Hace ya una década Sven Birkets publicó un libro titulado Elegías a Gutenberg, una premonición bien fundamentada de lo que se avecinaba, de lo que estaba por venir. En el fondo, sin embargo, ni siquiera barruntaba lo que estaba por llegar, porque las tecnologías digitales e internet no  habían salido aún de su más tierna infancia. Por entonces los libros desleídos en la nube digital no existían, la virtualización de los contenidos no pasaba de ser un entelequia y el acceso en ningún caso era todavía un sustituto de la posesión.

Hoy, tan sólo una década después, la velocidad de los cambios ha sido muy superior a la que esperábamos y en el horizonte podemos ya vislumbrar un probable futuro sin  libros en papel, al menos un futuro en el que las nuevas generaciones digitales hayan prescindido de esa mediación lineal tradicional y en el que muchos otros inmigrantes de edad más madura sientan que ha llegado la hora de deshacerse de esos mamotretos de 500 páginas que tanto tardan en llegar a un desenlace plausible.

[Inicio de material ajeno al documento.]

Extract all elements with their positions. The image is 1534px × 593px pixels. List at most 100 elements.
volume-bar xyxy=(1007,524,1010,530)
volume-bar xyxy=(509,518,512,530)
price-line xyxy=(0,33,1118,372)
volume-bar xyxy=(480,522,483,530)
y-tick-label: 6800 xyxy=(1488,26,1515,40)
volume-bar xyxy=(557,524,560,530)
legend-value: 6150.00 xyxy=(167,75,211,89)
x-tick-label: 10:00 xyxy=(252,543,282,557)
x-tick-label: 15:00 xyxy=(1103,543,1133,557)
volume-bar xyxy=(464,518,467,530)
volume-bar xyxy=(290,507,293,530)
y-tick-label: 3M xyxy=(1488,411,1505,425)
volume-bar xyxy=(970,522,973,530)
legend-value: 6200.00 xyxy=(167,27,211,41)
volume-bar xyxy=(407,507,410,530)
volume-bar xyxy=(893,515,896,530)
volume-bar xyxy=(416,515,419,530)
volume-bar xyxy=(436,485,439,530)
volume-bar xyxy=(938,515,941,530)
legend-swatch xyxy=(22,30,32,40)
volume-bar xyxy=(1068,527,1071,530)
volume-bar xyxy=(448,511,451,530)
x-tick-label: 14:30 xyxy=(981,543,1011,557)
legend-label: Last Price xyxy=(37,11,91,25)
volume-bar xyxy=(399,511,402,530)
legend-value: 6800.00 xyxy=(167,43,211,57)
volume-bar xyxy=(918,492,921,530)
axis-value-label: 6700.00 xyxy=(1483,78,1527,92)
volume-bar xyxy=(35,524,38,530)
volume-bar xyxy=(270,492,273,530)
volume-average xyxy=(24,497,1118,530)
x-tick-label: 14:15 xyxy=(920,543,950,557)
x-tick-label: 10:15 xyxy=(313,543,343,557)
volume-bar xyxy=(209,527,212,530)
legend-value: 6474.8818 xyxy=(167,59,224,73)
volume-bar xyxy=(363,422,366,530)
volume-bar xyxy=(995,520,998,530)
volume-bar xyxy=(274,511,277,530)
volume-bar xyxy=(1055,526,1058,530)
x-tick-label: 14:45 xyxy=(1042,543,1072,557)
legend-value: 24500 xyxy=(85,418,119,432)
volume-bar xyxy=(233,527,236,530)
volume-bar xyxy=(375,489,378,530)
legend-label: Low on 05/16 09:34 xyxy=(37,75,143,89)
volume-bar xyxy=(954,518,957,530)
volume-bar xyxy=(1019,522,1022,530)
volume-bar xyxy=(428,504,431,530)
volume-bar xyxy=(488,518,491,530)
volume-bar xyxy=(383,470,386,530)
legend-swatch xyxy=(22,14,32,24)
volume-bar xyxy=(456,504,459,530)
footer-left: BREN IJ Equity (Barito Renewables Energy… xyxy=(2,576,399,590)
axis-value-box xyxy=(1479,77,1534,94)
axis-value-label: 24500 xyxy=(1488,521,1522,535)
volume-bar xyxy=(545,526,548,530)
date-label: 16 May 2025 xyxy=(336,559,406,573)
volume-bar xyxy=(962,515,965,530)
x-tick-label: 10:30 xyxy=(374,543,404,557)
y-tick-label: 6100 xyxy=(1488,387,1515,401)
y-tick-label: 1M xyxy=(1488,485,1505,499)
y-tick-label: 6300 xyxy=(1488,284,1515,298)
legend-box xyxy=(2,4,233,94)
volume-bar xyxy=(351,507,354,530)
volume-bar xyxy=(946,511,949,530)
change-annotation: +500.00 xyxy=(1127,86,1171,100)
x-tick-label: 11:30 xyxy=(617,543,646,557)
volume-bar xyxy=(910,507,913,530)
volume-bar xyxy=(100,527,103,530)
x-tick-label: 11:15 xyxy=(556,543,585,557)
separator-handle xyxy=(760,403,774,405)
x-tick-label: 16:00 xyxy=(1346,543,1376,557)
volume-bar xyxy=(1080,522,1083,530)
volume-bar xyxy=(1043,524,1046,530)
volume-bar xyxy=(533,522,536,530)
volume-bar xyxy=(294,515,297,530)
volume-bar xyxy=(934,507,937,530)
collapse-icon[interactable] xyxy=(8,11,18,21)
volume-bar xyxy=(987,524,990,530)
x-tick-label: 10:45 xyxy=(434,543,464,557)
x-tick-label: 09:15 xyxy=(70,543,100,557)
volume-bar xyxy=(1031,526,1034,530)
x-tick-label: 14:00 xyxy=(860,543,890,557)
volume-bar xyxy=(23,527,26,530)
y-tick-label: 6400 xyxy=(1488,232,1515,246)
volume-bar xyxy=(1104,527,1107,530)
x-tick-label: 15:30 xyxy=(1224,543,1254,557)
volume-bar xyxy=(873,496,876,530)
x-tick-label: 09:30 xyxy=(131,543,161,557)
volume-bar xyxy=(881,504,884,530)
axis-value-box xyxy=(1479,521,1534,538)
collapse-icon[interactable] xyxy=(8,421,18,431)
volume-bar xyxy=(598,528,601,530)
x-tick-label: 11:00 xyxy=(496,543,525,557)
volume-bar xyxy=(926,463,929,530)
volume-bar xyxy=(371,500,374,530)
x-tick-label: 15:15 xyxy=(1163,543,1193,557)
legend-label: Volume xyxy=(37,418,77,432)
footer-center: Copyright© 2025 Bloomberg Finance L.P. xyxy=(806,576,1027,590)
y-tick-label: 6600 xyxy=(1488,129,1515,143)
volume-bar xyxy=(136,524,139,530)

Se amontonan en los últimos tiempo, sin embargo, novedades editoriales que, como un último canto de cisne, como un coro elegíaco, celebran los quinientos más novecientos años (la historia del libro en papel más la de su precedesor, el códice) de historia de un objeto, para muchos, insustituible: el libro. Nadie acabará con los libros, de Eco; Bibliotecas llenas de fantasmas, de Bonnet; el mismo libro de Román Gubern, Metamorfosis de la lectura (que retiene la esperanza, en sus últimas páginas, de una perduración frágil y quebradiza); las memorias de Diana Athill, Stet, vale lo tachado, como elegía de un oficio y de una época; Bibliofrenia, del que suscribe; o, cómo no, Tocar los libros, de Jesús Marchamalo.

Mañana no espero que tengamos tanta gente como en la explanada de Príncipe Pío (o a lo mejor sí, quién sabe), pero en todo caso hemos quedado a las 19.00 en la Sala Ambito Cultural,7ª planta de El Corte Inglés, en Serrano 52, para entonar una feliz y dichosa elegía por esos compañeros que nos han hecho como somos -porque de eso va, en el fondo, el libro de Marchamalo, o, al menos, así lo he leído yo-, los libros, y por aquel señor de Mainz que juntó una prensa de vino y unos moldes de orfebre para fabricarlos.